1. Approuve la proposition sur le passage à la deuxième phase de l’association entre l'Union européenne et l’ancienne République yougoslave de Macédoine dans la mesure où elle invite ce pays candidat à redoubler son effort de réforme pour se préparer à une future adhésion ;

2. Estime que la décision à venir du Conseil d’ouvrir des négociations d’adhésion, selon la recommandation de la Commission, devra appeler le pays candidat au respect intégral des critères d’adhésion généraux et spécifiques aux Balkans occidentaux à la date de son adhésion ;

3. Demande que la Commission se montre d’une rigueur absolue pour la mise en
œuvre effective des réformes en matière de justice et d’affaires intérieures et qu’en particulier, elle suive les recommandations de la Cour des comptes européenne ;

4. S’inquiète du risque de blocage d’un processus d’adhésions successives fondées sur les mérites de chaque pays candidat, en raison des contentieux bilatéraux opposant les pays issus de l’ex-Yougoslavie, et s’interroge sur la possibilité d’introduire dans les prochains traités d’adhésion une clause par laquelle le nouvel Etat membre s’engagerait à ne pas paralyser le processus d’élargissement des pays candidats de la région en raison d’un contentieux bilatéral sans lien avec ce processus ;

5. Souhaite qu’une réflexion soit engagée sur les garanties à prévoir pour que la fragmentation d’un Etat en Etats moins peuplés n’affaiblisse pas le système décisionnel de l'Union européenne après leur adhésion ni sa capacité d’intégration de nouveaux Etats membres.

1 () La composition de cette Commission figure au verso de la présente page.

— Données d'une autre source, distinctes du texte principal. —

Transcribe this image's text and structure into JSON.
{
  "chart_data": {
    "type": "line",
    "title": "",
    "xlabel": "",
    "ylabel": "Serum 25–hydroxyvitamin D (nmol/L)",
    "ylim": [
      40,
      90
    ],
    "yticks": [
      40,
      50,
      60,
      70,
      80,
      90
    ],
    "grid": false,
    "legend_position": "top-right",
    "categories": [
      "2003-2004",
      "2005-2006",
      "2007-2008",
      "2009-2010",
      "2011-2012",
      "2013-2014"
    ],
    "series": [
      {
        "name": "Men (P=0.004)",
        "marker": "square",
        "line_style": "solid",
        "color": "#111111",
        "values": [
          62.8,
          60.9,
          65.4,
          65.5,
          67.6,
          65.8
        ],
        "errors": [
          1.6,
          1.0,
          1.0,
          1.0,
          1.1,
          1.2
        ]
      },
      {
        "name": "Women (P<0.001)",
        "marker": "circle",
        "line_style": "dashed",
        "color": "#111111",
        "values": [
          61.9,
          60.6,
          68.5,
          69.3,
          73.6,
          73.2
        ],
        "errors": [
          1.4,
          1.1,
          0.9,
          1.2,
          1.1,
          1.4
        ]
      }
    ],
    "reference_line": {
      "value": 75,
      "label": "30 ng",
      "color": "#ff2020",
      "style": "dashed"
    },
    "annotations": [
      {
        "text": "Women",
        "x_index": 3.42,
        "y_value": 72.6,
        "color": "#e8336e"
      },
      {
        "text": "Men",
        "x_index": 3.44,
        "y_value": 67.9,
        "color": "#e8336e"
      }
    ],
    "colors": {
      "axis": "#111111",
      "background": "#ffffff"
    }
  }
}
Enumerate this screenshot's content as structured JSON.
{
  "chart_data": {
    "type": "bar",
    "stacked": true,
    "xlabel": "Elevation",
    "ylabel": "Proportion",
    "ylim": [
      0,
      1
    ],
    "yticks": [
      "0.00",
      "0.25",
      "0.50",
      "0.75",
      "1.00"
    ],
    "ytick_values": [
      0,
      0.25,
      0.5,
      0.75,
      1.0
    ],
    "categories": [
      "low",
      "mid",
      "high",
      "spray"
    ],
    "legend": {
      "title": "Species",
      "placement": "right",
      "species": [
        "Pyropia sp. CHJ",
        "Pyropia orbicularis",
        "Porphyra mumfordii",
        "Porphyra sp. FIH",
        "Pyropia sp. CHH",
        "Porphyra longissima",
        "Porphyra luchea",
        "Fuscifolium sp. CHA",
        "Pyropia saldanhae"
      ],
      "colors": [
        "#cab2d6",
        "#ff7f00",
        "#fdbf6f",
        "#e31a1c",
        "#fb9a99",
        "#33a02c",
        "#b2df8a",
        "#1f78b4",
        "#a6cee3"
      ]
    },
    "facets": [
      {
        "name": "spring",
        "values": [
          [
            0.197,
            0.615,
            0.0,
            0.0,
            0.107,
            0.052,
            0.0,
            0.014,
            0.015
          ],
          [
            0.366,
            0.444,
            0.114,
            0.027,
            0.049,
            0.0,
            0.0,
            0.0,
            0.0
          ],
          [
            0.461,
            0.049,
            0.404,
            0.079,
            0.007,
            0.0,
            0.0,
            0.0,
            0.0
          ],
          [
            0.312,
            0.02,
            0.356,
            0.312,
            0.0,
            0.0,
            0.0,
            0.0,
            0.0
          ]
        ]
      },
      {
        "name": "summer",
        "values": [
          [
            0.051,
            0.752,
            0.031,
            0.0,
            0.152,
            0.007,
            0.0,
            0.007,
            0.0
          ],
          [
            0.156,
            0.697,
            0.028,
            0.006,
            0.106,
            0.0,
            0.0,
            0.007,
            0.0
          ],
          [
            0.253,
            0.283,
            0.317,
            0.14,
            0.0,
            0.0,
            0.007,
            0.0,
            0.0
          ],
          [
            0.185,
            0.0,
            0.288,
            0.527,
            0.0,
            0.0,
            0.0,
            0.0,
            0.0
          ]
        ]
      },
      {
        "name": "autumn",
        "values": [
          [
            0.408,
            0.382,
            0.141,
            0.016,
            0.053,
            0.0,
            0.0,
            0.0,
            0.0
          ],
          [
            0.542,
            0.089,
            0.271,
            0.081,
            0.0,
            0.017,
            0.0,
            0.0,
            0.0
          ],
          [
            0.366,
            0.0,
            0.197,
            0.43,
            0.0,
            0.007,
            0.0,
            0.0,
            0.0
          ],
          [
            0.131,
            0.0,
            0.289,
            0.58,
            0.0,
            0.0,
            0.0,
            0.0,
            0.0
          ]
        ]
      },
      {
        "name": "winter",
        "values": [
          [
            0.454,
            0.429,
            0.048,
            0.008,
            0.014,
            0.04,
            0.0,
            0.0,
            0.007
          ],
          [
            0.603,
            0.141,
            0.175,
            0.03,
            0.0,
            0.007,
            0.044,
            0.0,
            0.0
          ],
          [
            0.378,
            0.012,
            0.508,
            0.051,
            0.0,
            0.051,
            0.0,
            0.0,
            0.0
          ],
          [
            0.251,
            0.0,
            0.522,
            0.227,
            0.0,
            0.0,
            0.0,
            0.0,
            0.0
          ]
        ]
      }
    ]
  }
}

2 () Proposition de décision du Conseil et de la Commission concernant la position de la Communauté au sein du conseil de stabilisation et d'association sur le passage à la deuxième phase de l'association entre les Communautés européennes et leurs États membres, d'une part, et l'ancienne République yougoslave de Macédoine, d'autre part, conformément à l'article 5 de l'accord de stabilisation et d'association (COM (2009) 280 final/E 4842).